BARCELONA, Spain -- Nokia Corp., will get billions of dollars from Microsoft Corp. to ditch its current smart-phone software in favor of Windows Phone 7, Nokia CEO Stephen Elop said Sunday, in a defense of the deal.
Nokia, the world's largest maker of phones, and Microsoft announced their alliance Friday.
Both investors and employees reacted with dismay: Nokia's stock dived 14 percent and Finnish employees used flex time to go home early.
On Sunday, a day ahead of the start of the Mobile World Congress cell phone trade show in Barcelona, Elop told press, analysts and industry players that apart from the benefits of the alliance that were laid out Friday, Microsoft is paying Nokia billions of dollars to switch to Windows Phone 7.
"This is something I don't think was completely explained," Elop said.
Elop, a former Microsoft executive, said Finland-based Nokia had been courted by Google Inc. as well, which sought to convince it to use its popular Android software for smart phones.
Microsoft's payments are recognition that Nokia had "substantial value to contribute," said Elop.
Redmond, Wash.-based Microsoft introduced Windows Phone 7 last year, on phones made by LG Electronics Inc. and HTC Corp., but has only captured a few percentage points of the smart phone market, according to analysts.
Nokia's worldwide market share in smart phones was just over 30 percent in last year's fourth quarter, down from 40 percent a year earlier.
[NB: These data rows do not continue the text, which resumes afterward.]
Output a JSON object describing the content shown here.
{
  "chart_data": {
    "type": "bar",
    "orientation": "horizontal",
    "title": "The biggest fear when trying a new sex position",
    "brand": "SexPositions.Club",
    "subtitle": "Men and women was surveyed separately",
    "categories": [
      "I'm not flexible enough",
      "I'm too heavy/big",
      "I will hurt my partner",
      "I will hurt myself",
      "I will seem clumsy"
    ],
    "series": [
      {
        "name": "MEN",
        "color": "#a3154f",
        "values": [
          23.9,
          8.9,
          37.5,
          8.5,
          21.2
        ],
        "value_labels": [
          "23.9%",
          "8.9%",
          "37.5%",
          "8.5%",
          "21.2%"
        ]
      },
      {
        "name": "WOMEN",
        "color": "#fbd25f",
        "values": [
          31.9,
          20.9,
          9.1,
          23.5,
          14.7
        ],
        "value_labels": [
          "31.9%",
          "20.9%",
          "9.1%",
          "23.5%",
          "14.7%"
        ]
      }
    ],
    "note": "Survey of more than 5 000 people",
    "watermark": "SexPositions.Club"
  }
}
Those phones use Symbian, a relatively old software package that wasn't designed to be used with touch screens.
Money and in-kind contributions will flow both ways in the deal, Elop reiterated. Nokia will be contributing its Ovi mapping service and will be paying Microsoft royalties for the use of its software, as other manufacturers do.
It will save money by not continuing development of its own software. The net benefit is still in the billions, he said.